Although writing can be a challenging process, if you consider today's conveniences, you might be glad that you're writing in the 21st century rather than in the pre-computer age or even farther back. Can you imagine writing your essay with a quill and ink? How about using a typewriter that doesn't have spell check? Today, you can use a word processor and simply print out your essay when it's finished.
Printers have become so commonplace that you'll find them in many classrooms and homes. Today's models are relatively inexpensive and can even print photograph-quality pictures in color. For years, they've been limited to two dimensions. All of that changed, though, when 3D printing was invented.
A 3D printer isn't anything like a regular printer, however. Instead of printing a simple text document on a single piece of paper, 3D printers can "print" a real three-dimensional object! Sound like magic? It isn't. It's pure science and technology.
The technology behind 3D printing has actually been around for several years. Back in the mid-1980s, Chuck Hull invented a process known as solid imaging or stereolithography. Hull's work set the stage for the amazing leaps this technology would take in subsequent years.
The process of 3D printing starts with a design created with computer-aided design (CAD) or animation modeling software. The design could be for a scale model of a new engine part, a simple toy action figure, or even a prosthetic limb. Once you have your digital blueprint created, you can send it to a 3D printer.
Unlike an inkjet printer that sprays ink onto a piece of paper, 3D printers use similar mechanical print heads to spray or squeeze raw material, including rubber, plastic, paper, metal, or other composite materials, onto a platform. 3D printing is an additive manufacturing process.
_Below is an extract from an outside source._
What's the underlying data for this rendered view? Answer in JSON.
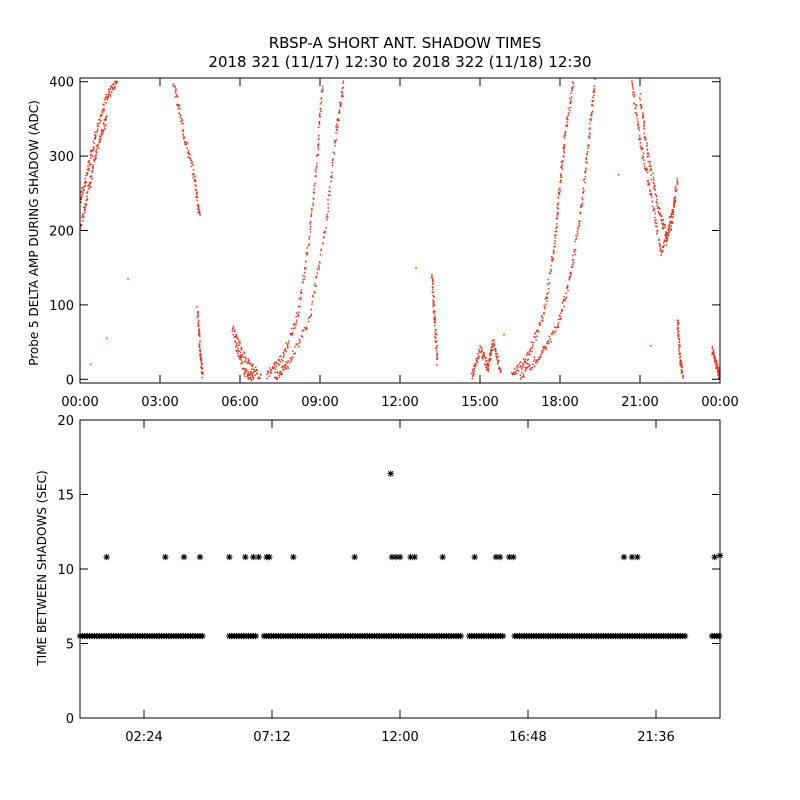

That means that it creates a three-dimensional object in layers from the bottom up.
For example, to build a simple plastic toy action figure, a 3D printer would heat thin filaments of plastic and squeeze it onto a platform layer after layer, slowly building the three-dimensional toy from the bottom up. To heat the materials they extrude, 3D printers often use lasers or similar devices. 3D printers can even create metal objects by heating metal dust with lasers.
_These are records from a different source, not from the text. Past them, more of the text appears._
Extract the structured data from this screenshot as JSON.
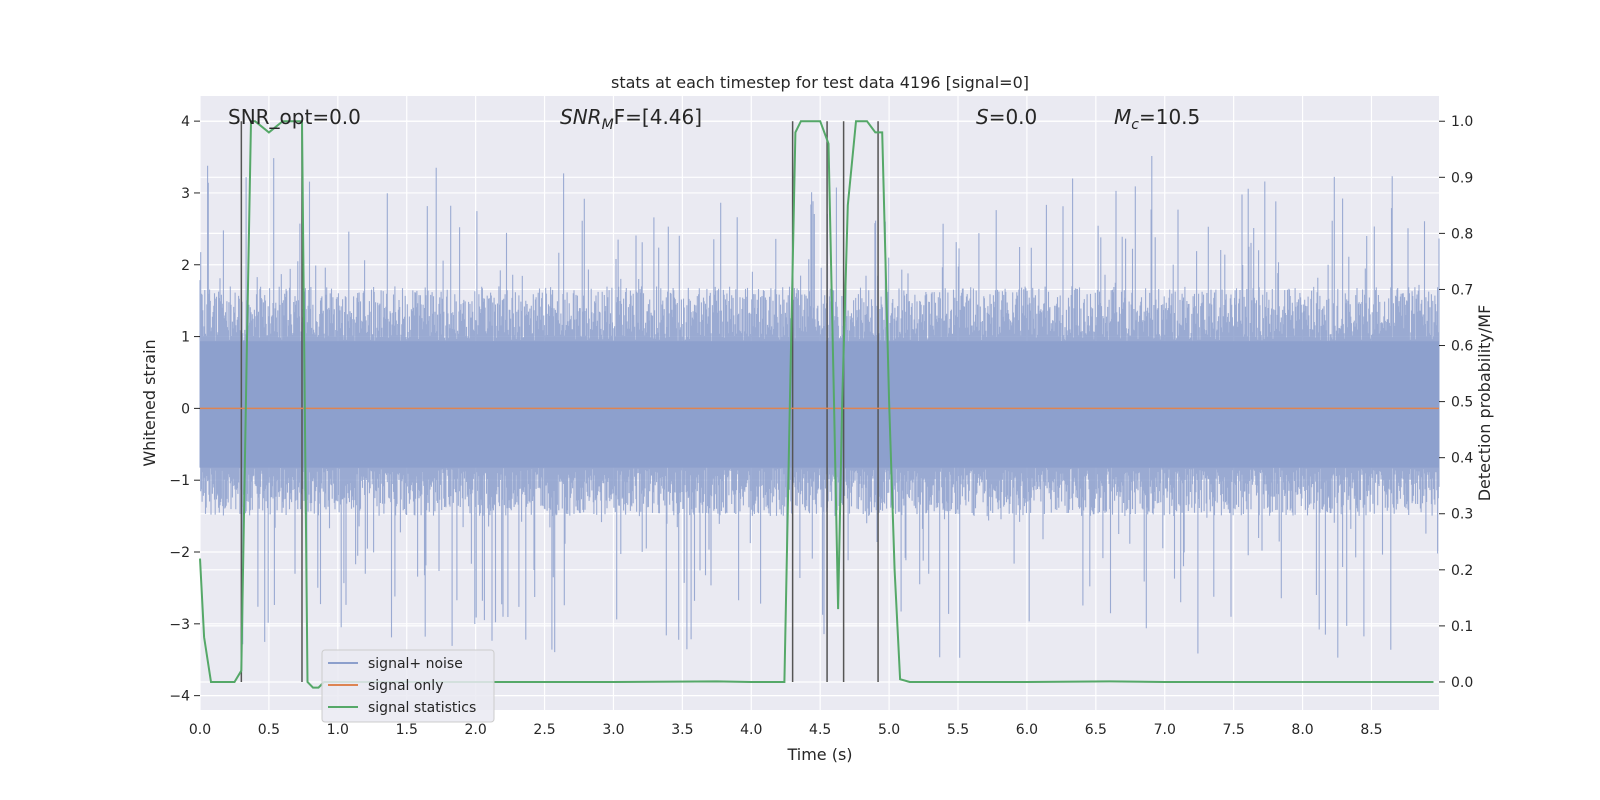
{
  "chart_data": {
    "type": "line",
    "title": "stats at each timestep for test data 4196 [signal=0]",
    "xlabel": "Time (s)",
    "ylabel": "Whitened strain",
    "y2label": "Detection probability/MF",
    "xlim": [
      0.0,
      8.99
    ],
    "ylim": [
      -4.2,
      4.35
    ],
    "y2lim": [
      -0.05,
      1.045
    ],
    "xticks": [
      0.0,
      0.5,
      1.0,
      1.5,
      2.0,
      2.5,
      3.0,
      3.5,
      4.0,
      4.5,
      5.0,
      5.5,
      6.0,
      6.5,
      7.0,
      7.5,
      8.0,
      8.5
    ],
    "xtick_labels": [
      "0.0",
      "0.5",
      "1.0",
      "1.5",
      "2.0",
      "2.5",
      "3.0",
      "3.5",
      "4.0",
      "4.5",
      "5.0",
      "5.5",
      "6.0",
      "6.5",
      "7.0",
      "7.5",
      "8.0",
      "8.5"
    ],
    "yticks": [
      -4,
      -3,
      -2,
      -1,
      0,
      1,
      2,
      3,
      4
    ],
    "ytick_labels": [
      "−4",
      "−3",
      "−2",
      "−1",
      "0",
      "1",
      "2",
      "3",
      "4"
    ],
    "y2ticks": [
      0.0,
      0.1,
      0.2,
      0.3,
      0.4,
      0.5,
      0.6,
      0.7,
      0.8,
      0.9,
      1.0
    ],
    "y2tick_labels": [
      "0.0",
      "0.1",
      "0.2",
      "0.3",
      "0.4",
      "0.5",
      "0.6",
      "0.7",
      "0.8",
      "0.9",
      "1.0"
    ],
    "grid": true,
    "legend_position": "bottom-left",
    "annotations": {
      "snr_opt": "SNR_opt=0.0",
      "snr_mf_main": "SNR",
      "snr_mf_sub": "M",
      "snr_mf_tail": "F=[4.46]",
      "s_main": "S",
      "s_tail": "=0.0",
      "mc_main": "M",
      "mc_sub": "c",
      "mc_tail": "=10.5"
    },
    "series": [
      {
        "name": "signal+ noise",
        "axis": "left",
        "color": "#8c9fcc",
        "noise_band_approx": [
          -1.5,
          1.7
        ],
        "peak_range_approx": [
          -3.6,
          3.6
        ]
      },
      {
        "name": "signal only",
        "axis": "left",
        "color": "#dd8452",
        "values_approx": "0 throughout"
      },
      {
        "name": "signal statistics",
        "axis": "right",
        "color": "#55a868",
        "x": [
          0.0,
          0.03,
          0.08,
          0.15,
          0.25,
          0.3,
          0.34,
          0.37,
          0.4,
          0.45,
          0.5,
          0.55,
          0.6,
          0.65,
          0.7,
          0.74,
          0.78,
          0.82,
          0.86,
          0.9,
          1.0,
          2.0,
          3.0,
          3.75,
          4.0,
          4.24,
          4.28,
          4.32,
          4.36,
          4.4,
          4.45,
          4.5,
          4.56,
          4.6,
          4.63,
          4.66,
          4.7,
          4.76,
          4.84,
          4.9,
          4.95,
          5.0,
          5.04,
          5.08,
          5.15,
          6.0,
          6.6,
          7.0,
          8.0,
          8.95
        ],
        "values": [
          0.22,
          0.08,
          0.0,
          0.0,
          0.0,
          0.02,
          0.6,
          1.0,
          1.0,
          0.99,
          0.98,
          0.99,
          1.0,
          1.0,
          1.0,
          1.0,
          0.0,
          -0.01,
          -0.01,
          0.0,
          0.0,
          0.0,
          0.0,
          0.001,
          0.0,
          0.0,
          0.5,
          0.98,
          1.0,
          1.0,
          1.0,
          1.0,
          0.96,
          0.5,
          0.13,
          0.5,
          0.85,
          1.0,
          1.0,
          0.98,
          0.98,
          0.5,
          0.2,
          0.005,
          0.0,
          0.0,
          0.001,
          0.0,
          0.0,
          0.0
        ]
      }
    ],
    "vertical_markers_x": [
      0.3,
      0.74,
      4.3,
      4.55,
      4.67,
      4.92
    ]
  }
}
The amount of time it takes to "print" a three-dimensional object can vary from a few hours to several days, depending upon how complex it is. 3D printing has become extremely popular in manufacturing sectors, where new prototypes can be 3D printed in a fraction of the time — and at a fraction of the cost — of making traditional wood or metal prototypes. 3D printing technology has thus streamlined and economized the manufacturing process in many industries.
The future appears bright for 3D printing technology. There are particularly-exciting possibilities for the medical field, where 3D printing may be used to create everything from hearing aids to prosthetic limbs. NASA has even begun testing 3D printers that could be used on space missions to allow astronauts to print things they need on demand!